A short while ago I saw a man, sitting on his own in the corner of the room with a thousand yard stare. His tea cup was empty on the table, his eyes were wet with tears and his phone was clutched in his hand.
I’m sure there’s not a single person in the country who isn’t in Christchurch right now.
I was just about to head out to lunch when I felt my office shudder. It was a sickening feeling, the first time I’ve felt an earthquake from several stories up. My first thought was “Yay! Dunedin’s turn!” but it only took a few seconds for me to realise that (a) it was almost definitely coming from Christchurch, and (b) it was bad. Within a minute or so reports started pouring in on Twitter, and they were terrifying.
It’s 24 hours later. I spent most of that time trying to get through to people through text message, Facebook, Twitter and Email. Communications via Internet have been much more reliable than by phone. The phone systems were so congested that you couldn’t text someone from Dunedin to Dunedin, to say nothing of in Christchurch.
All of my friends who I’ve been able to make contact with are safe, some of them are homeless, and still some I have not been able to find. As I’m writing this the Hotel Grand Chancellor in Christchurch city center has slumped three meters in 10 minutes, and is likely to collapse entirely.
(2.49pm, I think I just felt another aftershock)

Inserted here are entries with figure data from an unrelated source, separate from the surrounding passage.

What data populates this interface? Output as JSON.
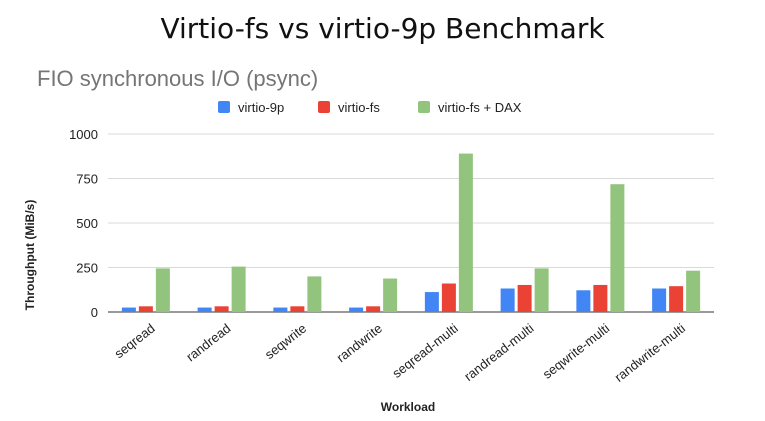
{
  "slide_title": "Virtio-fs vs virtio-9p Benchmark",
  "chart_data": {
    "type": "bar",
    "title": "FIO synchronous I/O (psync)",
    "xlabel": "Workload",
    "ylabel": "Throughput (MiB/s)",
    "ylim": [
      0,
      1000
    ],
    "yticks": [
      0,
      250,
      500,
      750,
      1000
    ],
    "grid": true,
    "legend_position": "top",
    "categories": [
      "seqread",
      "randread",
      "seqwrite",
      "randwrite",
      "seqread-multi",
      "randread-multi",
      "seqwrite-multi",
      "randwrite-multi"
    ],
    "series": [
      {
        "name": "virtio-9p",
        "color": "#4285f4",
        "values": [
          25,
          25,
          25,
          25,
          112,
          132,
          122,
          132
        ]
      },
      {
        "name": "virtio-fs",
        "color": "#ea4335",
        "values": [
          32,
          32,
          32,
          32,
          160,
          152,
          152,
          145
        ]
      },
      {
        "name": "virtio-fs + DAX",
        "color": "#93c47d",
        "values": [
          245,
          255,
          200,
          188,
          890,
          245,
          718,
          232
        ]
      }
    ]
  }
}
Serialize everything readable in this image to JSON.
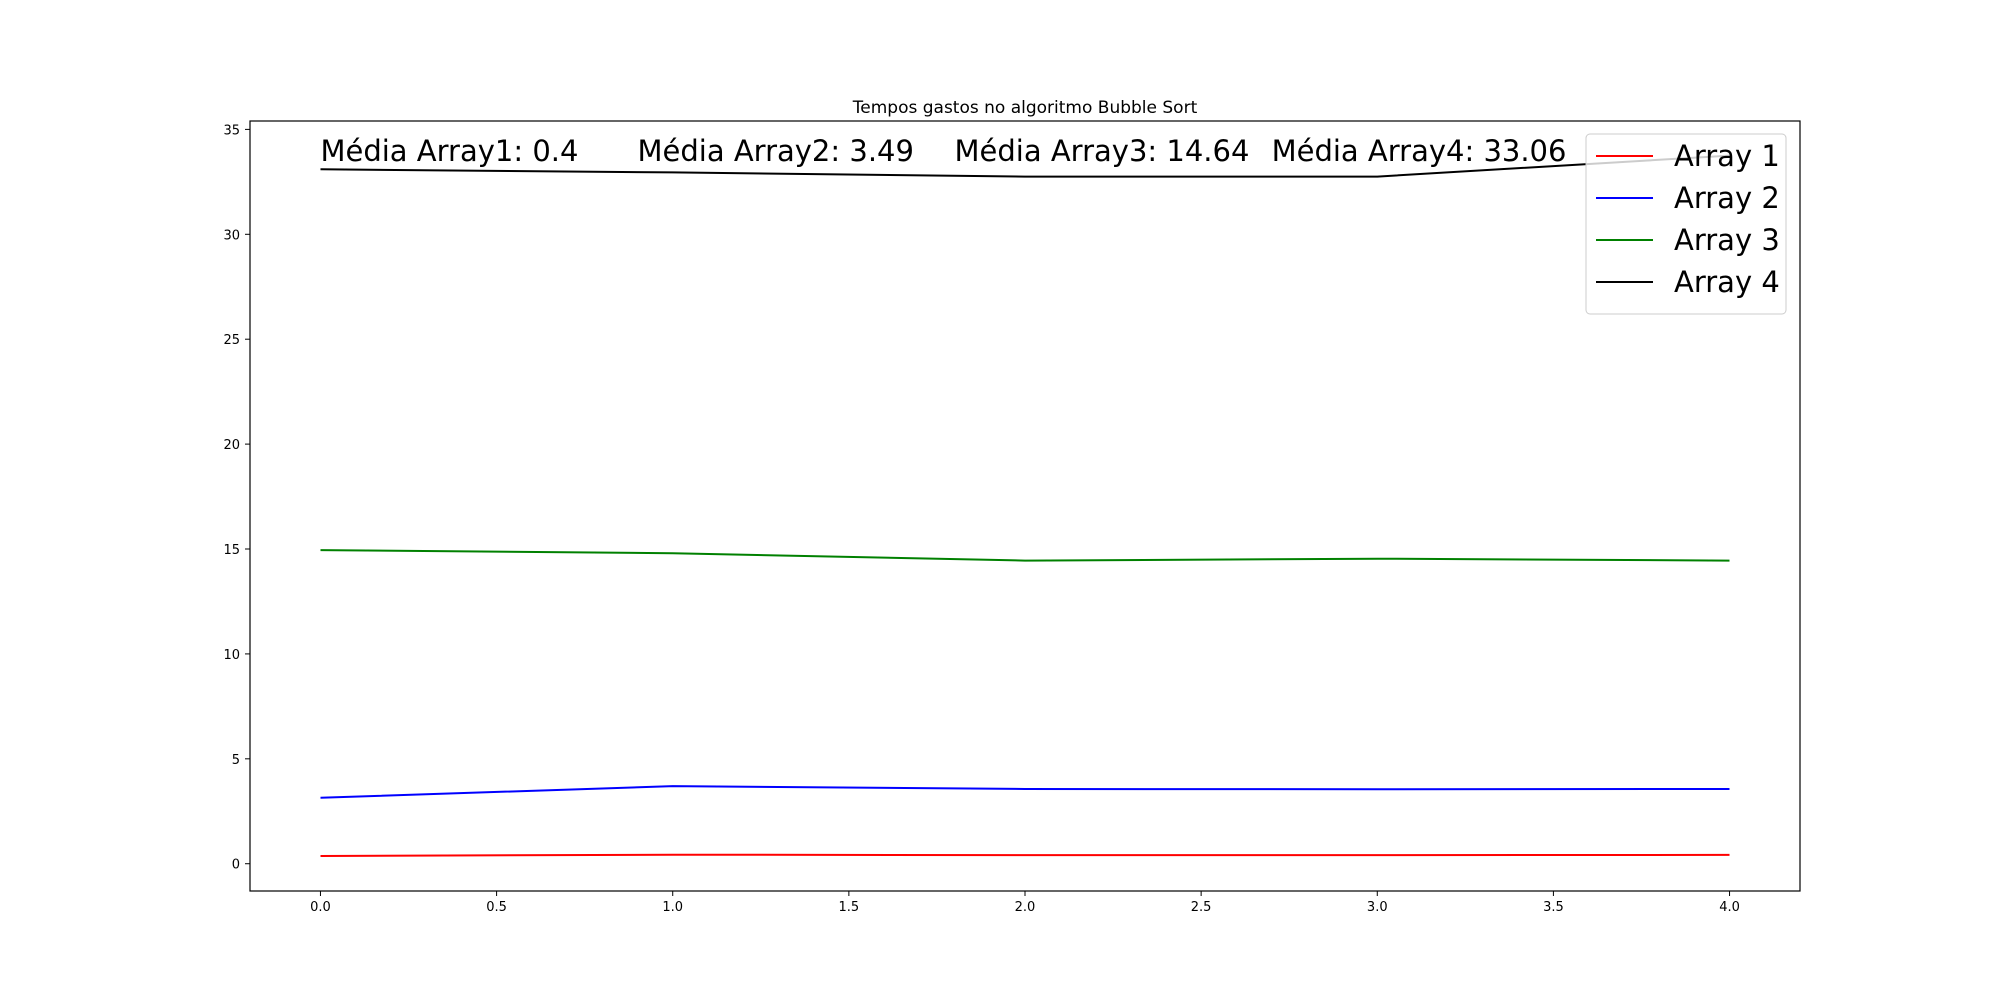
{
  "chart_data": {
    "type": "line",
    "title": "Tempos gastos no algoritmo Bubble Sort",
    "xlabel": "",
    "ylabel": "",
    "x": [
      0,
      1,
      2,
      3,
      4
    ],
    "xlim": [
      -0.2,
      4.2
    ],
    "ylim": [
      -1.3,
      35.4
    ],
    "x_ticks": [
      "0.0",
      "0.5",
      "1.0",
      "1.5",
      "2.0",
      "2.5",
      "3.0",
      "3.5",
      "4.0"
    ],
    "x_tick_values": [
      0,
      0.5,
      1,
      1.5,
      2,
      2.5,
      3,
      3.5,
      4
    ],
    "y_ticks": [
      "0",
      "5",
      "10",
      "15",
      "20",
      "25",
      "30",
      "35"
    ],
    "y_tick_values": [
      0,
      5,
      10,
      15,
      20,
      25,
      30,
      35
    ],
    "grid": false,
    "legend_position": "upper right",
    "series": [
      {
        "name": "Array 1",
        "color": "#ff0000",
        "values": [
          0.37,
          0.43,
          0.41,
          0.41,
          0.42
        ]
      },
      {
        "name": "Array 2",
        "color": "#0000ff",
        "values": [
          3.14,
          3.7,
          3.56,
          3.55,
          3.56
        ]
      },
      {
        "name": "Array 3",
        "color": "#008000",
        "values": [
          14.95,
          14.8,
          14.45,
          14.54,
          14.45
        ]
      },
      {
        "name": "Array 4",
        "color": "#000000",
        "values": [
          33.1,
          32.95,
          32.75,
          32.75,
          33.75
        ]
      }
    ],
    "annotations": [
      {
        "text": "Média Array1: 0.4",
        "x": 0,
        "y": 33.5
      },
      {
        "text": "Média Array2: 3.49",
        "x": 0.9,
        "y": 33.5
      },
      {
        "text": "Média Array3: 14.64",
        "x": 1.8,
        "y": 33.5
      },
      {
        "text": "Média Array4: 33.06",
        "x": 2.7,
        "y": 33.5
      }
    ]
  }
}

I’m trying to work out exactly what I can do that would be the most use. So far I’ve just been trying to co-ordinate and communicate with people, letting everyone know that people are safe when I find out they are. My friend Liam is on standby to go up and help with civil defense efforts (he works for DOC and is experienced dealing with forest fires and rescue work). He thinks I might be of some use up there for “strategy and tech problems”. I think, if I was sure I was able to help and not just be another useless liability, I would already be on my way up. My fear would be to go unprepared into a warzone, fuck something up, and just be another mouth that needs water and a place to sleep. That’s a decision I’ll have to make as I find out more about what I can do and what is needed.
In the meantime, I can help by offering anyone who wants to get the hell out of town a place to stay. If any of my friends want to stay for a few days in the most earthquake-safe city in the country, get in touch! I have a couch I can sleep on while you stay. We have power, running water, food and ground that stays, more or less, where it belongs.
Oh, one thing I’m sure you can do to help? Turn off the damned television. I admit I’ve been glued to the news websites and social media, but I can’t watch the TV coverage for more than a few minutes without it making me furious. Some of it has been good, but when they’re talking to survivors who made it out of collapsing buildings, why do you even ask a question like “how do you feel to know your workmates are still buried in there?”. Also, something about apologizing for the seventh time for the images you’re about to show, and then playing the same footage you’ve apologized for playing six times previously, starts to sound pretty fucking disingenuous.
So get the hell away from the TV. Do something else, anything else. Help, communicate, donate, work, hug someone, tell your parents you love them, anything but just sit like a zombie being fed by the screen.